Avec l’arrêt de la cour de Bordeaux du 3 février 2011 et le « burn-out psychologique » de la cadre supposée harceleuse, la boucle infernale est bouclée : « L’état de choc émotionnel violent de Mme X., auteur supposée de faits de harcèlement moral, qui s’est déclenché à partir du moment où son supérieur lui a demandé de quitter son poste et de rentrer chez elle, aggravant ainsi une dépression nerveuse déjà ­latente, caractérise un accident du travail. »

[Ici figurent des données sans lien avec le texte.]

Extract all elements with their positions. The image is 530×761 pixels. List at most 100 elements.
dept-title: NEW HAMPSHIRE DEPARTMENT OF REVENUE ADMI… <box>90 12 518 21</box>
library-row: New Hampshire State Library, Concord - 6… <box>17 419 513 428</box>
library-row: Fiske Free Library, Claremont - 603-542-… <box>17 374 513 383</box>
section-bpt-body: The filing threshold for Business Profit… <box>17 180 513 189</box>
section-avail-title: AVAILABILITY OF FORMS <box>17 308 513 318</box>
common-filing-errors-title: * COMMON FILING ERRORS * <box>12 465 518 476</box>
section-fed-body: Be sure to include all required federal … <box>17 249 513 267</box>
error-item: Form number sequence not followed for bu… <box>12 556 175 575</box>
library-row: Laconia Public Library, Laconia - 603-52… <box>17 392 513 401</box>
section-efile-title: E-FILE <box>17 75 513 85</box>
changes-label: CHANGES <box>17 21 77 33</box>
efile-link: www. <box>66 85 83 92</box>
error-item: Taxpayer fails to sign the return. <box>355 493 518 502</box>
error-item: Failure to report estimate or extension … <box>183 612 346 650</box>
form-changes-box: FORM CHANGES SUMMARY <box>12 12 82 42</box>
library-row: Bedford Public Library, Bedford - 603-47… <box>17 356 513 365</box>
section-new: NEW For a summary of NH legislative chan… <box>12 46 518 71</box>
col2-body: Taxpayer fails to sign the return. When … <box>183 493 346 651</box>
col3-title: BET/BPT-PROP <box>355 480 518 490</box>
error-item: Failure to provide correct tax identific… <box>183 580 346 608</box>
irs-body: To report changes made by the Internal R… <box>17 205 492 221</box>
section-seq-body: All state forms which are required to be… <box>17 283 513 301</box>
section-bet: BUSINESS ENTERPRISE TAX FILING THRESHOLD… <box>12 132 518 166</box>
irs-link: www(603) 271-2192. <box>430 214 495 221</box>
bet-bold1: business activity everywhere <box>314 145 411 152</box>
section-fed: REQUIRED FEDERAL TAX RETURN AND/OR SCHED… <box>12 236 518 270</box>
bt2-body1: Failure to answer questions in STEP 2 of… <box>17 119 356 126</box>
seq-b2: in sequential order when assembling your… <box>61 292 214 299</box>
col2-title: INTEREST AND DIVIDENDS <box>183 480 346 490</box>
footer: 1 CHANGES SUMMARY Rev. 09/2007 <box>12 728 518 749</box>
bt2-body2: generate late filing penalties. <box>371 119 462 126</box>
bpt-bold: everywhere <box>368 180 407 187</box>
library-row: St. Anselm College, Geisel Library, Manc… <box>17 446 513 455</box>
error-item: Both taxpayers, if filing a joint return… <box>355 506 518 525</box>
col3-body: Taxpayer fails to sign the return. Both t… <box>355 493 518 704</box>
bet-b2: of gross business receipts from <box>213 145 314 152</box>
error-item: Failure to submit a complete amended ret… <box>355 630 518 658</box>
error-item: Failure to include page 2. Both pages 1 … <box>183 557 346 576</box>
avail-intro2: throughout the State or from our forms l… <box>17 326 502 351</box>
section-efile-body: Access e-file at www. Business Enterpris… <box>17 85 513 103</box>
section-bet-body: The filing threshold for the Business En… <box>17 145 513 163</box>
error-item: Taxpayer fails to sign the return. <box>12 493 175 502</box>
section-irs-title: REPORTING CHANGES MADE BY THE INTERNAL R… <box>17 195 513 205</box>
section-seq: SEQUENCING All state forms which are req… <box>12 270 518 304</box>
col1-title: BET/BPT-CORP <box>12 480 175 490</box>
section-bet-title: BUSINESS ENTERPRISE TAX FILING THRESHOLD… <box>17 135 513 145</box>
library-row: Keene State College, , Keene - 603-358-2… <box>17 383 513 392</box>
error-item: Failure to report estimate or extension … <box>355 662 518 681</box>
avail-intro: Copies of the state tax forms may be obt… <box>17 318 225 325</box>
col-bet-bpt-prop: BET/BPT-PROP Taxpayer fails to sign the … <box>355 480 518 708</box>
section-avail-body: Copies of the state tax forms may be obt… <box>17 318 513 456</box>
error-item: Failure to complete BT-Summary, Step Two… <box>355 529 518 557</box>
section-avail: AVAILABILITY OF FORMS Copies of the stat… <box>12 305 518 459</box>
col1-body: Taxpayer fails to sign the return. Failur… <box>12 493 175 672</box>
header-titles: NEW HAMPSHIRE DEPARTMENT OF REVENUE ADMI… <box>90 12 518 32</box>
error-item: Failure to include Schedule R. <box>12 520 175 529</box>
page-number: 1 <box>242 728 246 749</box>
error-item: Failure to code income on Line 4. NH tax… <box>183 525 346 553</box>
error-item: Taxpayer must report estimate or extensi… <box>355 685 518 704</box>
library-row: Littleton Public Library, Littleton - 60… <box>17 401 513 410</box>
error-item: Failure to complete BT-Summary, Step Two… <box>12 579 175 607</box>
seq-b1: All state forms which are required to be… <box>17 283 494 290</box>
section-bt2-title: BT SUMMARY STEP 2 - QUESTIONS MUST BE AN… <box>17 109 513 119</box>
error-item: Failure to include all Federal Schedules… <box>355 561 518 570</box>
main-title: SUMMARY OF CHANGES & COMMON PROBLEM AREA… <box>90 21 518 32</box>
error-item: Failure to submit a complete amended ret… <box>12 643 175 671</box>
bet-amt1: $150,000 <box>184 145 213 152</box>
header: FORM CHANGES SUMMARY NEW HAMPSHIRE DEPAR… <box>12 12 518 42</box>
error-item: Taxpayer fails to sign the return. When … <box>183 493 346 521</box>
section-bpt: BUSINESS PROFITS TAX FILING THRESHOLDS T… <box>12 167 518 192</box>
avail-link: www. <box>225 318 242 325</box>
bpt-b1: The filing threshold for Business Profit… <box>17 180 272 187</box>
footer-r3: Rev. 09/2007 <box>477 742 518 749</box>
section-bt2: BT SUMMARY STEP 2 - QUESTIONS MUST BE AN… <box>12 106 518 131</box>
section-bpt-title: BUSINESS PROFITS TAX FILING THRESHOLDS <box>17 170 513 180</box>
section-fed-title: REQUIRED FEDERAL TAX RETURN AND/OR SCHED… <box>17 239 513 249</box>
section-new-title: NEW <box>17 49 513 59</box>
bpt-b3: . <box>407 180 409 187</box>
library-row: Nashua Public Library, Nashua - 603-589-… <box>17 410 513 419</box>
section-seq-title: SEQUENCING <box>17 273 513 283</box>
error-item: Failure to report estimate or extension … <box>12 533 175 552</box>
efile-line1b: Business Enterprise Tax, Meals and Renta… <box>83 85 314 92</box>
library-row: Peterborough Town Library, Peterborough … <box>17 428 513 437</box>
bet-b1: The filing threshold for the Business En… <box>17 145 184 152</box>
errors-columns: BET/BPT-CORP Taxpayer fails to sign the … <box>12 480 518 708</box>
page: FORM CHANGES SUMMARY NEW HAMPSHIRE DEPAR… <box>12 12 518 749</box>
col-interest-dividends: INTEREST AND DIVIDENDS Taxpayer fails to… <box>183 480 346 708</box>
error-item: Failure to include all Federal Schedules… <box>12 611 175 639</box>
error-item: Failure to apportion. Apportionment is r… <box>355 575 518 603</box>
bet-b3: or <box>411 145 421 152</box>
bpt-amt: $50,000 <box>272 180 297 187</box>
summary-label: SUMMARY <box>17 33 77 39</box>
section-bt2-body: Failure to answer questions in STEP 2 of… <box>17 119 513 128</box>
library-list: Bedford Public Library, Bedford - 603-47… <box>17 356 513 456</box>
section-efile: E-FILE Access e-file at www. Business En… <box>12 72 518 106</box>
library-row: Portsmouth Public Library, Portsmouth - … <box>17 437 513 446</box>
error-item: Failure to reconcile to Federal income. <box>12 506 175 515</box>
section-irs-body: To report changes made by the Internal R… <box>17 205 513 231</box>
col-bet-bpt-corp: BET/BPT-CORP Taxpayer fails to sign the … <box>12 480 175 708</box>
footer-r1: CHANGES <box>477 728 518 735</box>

Harcèlement sexuel puis moral, violence au travail, violence morale à l’égard du conjoint… Tous les problèmes de la vie de l’entreprise, d’un couple et d’une famille vont pouvoir se régler au commissariat, et avec un peu de chance devant le tribunal correctionnel ! Enfant, parent, conjoint, salarié, employeur, collègue, subordonné : chacun pourra porter plainte contre tout le monde, dans la « société » d’individus vindicatifs et procéduriers que nous sommes en train de construire.

FLASH
Harcèlement sexuel : en dehors de l’entreprise, une collègue reste une collègue

Un manager peut-il se voir reprocher une faute disciplinaire s’il harcèle une collaboratrice en dehors des temps et lieu de travail ? Sur MSN ou pendant des soirées, un superviseur poursuit de ses lourdes assiduités deux standardistes : « Les propos à caractère sexuel et les attitudes déplacées du salarié à l’égard de personnes avec lesquelles il était en contact en raison de son travail ne relevaient pas de sa vie personnelle. » (CS, 19 octobre 2011.)

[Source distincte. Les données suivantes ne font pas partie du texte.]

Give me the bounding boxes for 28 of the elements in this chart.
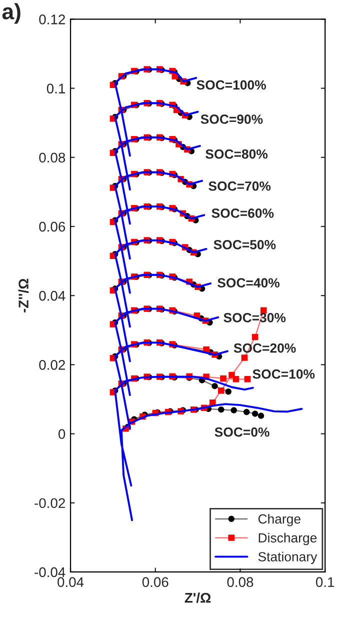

Le directeur d’une agence bancaire fixe un dîner de travail à une collaboratrice dans un hôtel-restaurant. Mais ce dernier est plein : il faut monter dans une chambre, ce qu’elle accepte. Propositions de nature sexuelle, et licenciement pour faute grave : « Le fait pour un salarié d’abuser de son pouvoir hiérarchique dans le but d’obtenir des faveurs sexuelles constitue un harcèlement sexuel, même si les agissements ont lieu en dehors du temps et du lieu de travail. » (CS, 11 janvier 2012.)

Sondage express, dans un amphithéâtre de la Sorbonne, auprès de 250 étudiantes de maîtrise : « Qu’auriez-vous fait ? » Six seraient montées dans la chambre, 244 « bien sûr que non », avec des remarques du genre « je me casse, pauv’c… ».